Artist

Carolina Cardoso de Meneses

Genre: Latin
Origin: U.S.A
Listen on Coda
Carolina Cardoso de Meneses stood apart from every pianist of her era through an unmistakable rhythmic sensibility that dissolved boundaries between popular and classical realms. Although she received rigorous conservatory training, she chose to channel her skills into the popular sphere. Her solo piano recordings paid homage to earlier figures who had pursued a comparable path, notably Ernesto Nazareth, whose pieces she interpreted across Música de Ernesto Nazareth and additional releases. She collaborated with Garoto and Trio Surdina, became one of the earliest musicians to fuse jazz language with Brazilian traditions, and helped lay groundwork for the bossa nova style. A trailblazer in Brazilian rock as well, she issued the album Brasil Rock in 1957. Her instrumental works achieved notable success, foremost among them the 1942 hit “Eu Sou Do Barulho,” while her texted songs—most written with Armando Fernandes—were taken up by Francisco Alves, Ângela Maria, Orlando Silva, Sílvio Caldas, Isaurinha Garcia, Cauby Peixoto, and Wanderley Cardoso. On radio and in theaters she supported leading Brazilian performers and also backed visiting international artists Josephine Baker, Pedro Vargas, and Charles Trenet during their Brazilian engagements. In 1968 her marcha-rancho “Aquela Rosa Que Você Me Deu,” again credited with Armando Fernandes, earned second place at the II Concurso de Músicas de Carnaval da Cidade da Guanabara when Ellen de Lima performed it. Active well into the 1990s, she released her final album, Preludiando, in 1997.

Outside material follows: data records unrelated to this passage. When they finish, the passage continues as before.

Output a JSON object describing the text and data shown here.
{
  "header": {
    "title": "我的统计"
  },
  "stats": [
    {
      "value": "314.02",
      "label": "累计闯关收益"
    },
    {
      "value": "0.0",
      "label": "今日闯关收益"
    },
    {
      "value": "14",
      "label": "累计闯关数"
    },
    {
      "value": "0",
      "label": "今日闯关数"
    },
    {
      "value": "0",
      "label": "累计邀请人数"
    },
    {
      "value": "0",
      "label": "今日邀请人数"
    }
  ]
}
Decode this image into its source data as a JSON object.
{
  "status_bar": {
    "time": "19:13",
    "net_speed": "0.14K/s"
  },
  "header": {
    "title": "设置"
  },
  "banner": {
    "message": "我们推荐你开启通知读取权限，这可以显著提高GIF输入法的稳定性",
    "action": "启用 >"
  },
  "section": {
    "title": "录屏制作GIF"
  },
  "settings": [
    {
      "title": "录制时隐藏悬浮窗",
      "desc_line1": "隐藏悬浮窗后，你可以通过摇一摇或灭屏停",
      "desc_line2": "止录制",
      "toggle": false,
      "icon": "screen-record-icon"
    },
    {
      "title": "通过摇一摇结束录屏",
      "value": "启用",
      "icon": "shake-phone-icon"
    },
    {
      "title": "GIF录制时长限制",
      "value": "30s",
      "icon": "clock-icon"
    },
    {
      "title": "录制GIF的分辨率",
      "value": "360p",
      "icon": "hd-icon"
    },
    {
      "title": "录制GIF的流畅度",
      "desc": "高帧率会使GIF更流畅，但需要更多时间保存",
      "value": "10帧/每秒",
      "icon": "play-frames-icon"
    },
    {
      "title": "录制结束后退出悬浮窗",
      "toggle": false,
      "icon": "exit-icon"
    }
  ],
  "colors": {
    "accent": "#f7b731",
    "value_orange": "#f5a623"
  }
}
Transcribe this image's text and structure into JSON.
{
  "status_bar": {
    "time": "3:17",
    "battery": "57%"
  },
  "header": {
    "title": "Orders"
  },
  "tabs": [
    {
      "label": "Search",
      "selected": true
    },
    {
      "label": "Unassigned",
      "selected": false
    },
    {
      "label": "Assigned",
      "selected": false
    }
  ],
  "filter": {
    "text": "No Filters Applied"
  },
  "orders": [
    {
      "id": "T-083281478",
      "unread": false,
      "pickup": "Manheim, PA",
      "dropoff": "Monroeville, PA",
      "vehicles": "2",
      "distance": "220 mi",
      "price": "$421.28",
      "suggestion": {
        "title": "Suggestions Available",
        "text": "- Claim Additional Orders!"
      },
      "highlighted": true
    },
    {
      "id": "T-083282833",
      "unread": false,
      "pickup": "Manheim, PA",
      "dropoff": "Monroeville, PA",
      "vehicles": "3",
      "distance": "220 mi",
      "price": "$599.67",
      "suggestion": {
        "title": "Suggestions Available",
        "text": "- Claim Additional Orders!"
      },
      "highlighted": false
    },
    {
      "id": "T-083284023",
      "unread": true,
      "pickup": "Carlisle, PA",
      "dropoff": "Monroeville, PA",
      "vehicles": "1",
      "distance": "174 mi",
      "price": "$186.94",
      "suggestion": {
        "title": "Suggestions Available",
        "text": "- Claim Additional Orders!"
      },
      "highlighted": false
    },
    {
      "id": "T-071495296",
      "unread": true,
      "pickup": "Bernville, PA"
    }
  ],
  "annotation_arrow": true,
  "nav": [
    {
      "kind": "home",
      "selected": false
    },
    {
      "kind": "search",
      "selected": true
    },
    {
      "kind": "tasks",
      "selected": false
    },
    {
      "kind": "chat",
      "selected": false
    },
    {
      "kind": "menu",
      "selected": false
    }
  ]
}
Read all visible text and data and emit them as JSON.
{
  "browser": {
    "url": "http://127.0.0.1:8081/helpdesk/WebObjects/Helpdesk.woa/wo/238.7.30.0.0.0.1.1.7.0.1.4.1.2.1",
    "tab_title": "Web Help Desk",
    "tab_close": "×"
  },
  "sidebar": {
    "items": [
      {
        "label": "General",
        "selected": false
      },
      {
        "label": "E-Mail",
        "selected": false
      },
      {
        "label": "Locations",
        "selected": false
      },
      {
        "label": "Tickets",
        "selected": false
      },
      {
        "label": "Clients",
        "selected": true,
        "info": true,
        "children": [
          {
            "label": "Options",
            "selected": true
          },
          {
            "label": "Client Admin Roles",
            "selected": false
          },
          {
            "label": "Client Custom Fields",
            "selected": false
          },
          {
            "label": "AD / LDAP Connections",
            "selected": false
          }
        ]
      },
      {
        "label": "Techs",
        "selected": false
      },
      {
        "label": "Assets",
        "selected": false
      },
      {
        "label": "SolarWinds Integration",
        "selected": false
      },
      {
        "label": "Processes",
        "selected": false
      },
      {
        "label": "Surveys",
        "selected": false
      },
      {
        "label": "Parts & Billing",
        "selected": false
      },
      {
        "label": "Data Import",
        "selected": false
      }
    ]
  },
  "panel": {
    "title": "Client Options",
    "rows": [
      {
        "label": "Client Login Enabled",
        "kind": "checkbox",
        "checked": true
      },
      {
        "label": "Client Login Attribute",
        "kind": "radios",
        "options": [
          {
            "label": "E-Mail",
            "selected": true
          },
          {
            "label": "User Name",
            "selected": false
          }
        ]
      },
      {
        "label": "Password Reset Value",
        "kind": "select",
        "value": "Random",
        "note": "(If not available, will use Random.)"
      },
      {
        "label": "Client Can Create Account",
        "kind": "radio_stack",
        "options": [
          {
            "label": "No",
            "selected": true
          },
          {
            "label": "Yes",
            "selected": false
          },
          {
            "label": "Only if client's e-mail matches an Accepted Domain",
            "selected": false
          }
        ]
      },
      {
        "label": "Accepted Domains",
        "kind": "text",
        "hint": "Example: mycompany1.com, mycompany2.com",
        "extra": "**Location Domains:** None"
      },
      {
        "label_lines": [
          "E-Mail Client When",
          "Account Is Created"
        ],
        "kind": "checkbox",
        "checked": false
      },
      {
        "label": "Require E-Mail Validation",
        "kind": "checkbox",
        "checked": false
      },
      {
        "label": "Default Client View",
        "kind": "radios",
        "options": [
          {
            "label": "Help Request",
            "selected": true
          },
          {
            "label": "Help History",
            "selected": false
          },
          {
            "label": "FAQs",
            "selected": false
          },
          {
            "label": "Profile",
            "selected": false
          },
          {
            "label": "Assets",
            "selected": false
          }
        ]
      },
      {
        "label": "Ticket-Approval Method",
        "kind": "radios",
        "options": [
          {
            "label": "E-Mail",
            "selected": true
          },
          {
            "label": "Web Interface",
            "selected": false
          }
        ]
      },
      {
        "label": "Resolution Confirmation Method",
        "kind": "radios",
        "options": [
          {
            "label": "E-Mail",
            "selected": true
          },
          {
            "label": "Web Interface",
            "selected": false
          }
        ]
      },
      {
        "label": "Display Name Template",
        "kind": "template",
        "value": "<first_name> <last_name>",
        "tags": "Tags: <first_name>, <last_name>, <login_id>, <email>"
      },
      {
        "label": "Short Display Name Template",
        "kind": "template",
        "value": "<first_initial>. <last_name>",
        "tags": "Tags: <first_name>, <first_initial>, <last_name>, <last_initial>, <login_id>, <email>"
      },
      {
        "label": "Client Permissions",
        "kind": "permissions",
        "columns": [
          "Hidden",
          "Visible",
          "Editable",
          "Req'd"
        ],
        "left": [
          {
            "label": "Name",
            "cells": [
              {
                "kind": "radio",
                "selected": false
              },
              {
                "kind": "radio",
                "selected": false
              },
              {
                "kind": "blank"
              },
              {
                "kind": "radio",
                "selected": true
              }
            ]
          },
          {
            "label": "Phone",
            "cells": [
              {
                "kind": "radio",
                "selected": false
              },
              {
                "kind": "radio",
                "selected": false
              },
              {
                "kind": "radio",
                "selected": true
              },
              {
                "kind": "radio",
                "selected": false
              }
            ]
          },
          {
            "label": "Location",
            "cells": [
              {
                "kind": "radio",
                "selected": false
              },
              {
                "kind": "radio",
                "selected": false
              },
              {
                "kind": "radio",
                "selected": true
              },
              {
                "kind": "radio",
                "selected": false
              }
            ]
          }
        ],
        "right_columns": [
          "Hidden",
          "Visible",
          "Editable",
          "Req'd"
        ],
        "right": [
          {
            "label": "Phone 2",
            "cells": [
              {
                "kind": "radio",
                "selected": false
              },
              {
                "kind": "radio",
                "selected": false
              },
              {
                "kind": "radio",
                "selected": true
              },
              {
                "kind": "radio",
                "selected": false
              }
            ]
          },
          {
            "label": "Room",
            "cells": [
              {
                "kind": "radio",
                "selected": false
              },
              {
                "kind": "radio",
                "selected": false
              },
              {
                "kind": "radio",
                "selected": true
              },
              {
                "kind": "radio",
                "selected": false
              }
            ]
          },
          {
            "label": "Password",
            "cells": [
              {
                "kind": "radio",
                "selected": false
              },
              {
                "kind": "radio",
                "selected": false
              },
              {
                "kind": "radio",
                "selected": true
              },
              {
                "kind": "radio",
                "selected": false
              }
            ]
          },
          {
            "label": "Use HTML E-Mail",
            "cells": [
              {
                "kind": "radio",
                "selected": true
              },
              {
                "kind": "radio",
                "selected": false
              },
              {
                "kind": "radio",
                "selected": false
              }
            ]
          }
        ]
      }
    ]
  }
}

The daughter of pianist Osvaldo Cardoso de Meneses, she began formal piano lessons at age thirteen following earlier self-instruction. She completed her studies at the Instituto Nacional de Música in 1930 and pursued further work in theory and harmony. That same year, still fourteen, she took part in the landmark recording of the samba “Na Pavuna” (Almirante/Homero Dornelas), the first occasion on which a full batuque percussion ensemble was captured in a studio. Rádio Sociedade do Rio de Janeiro engaged her services, and she later appeared on other major stations of the period, hosting her own program O Piano da Carolina on Rádio Nacional. In 1931 she composed and recorded the score for Otávio Gabus Mendes’s film Mulher. The following year she made the first recording of her own piece “Preludiando” for Odeon. In 1942 she cut a series of 78-rpm discs with Garoto issued as Garoto e Carolina. Throughout an extended career she produced numerous albums, among the later ones the 1989 collaboration Fafá e Carolina with violinist Fafá Lemos.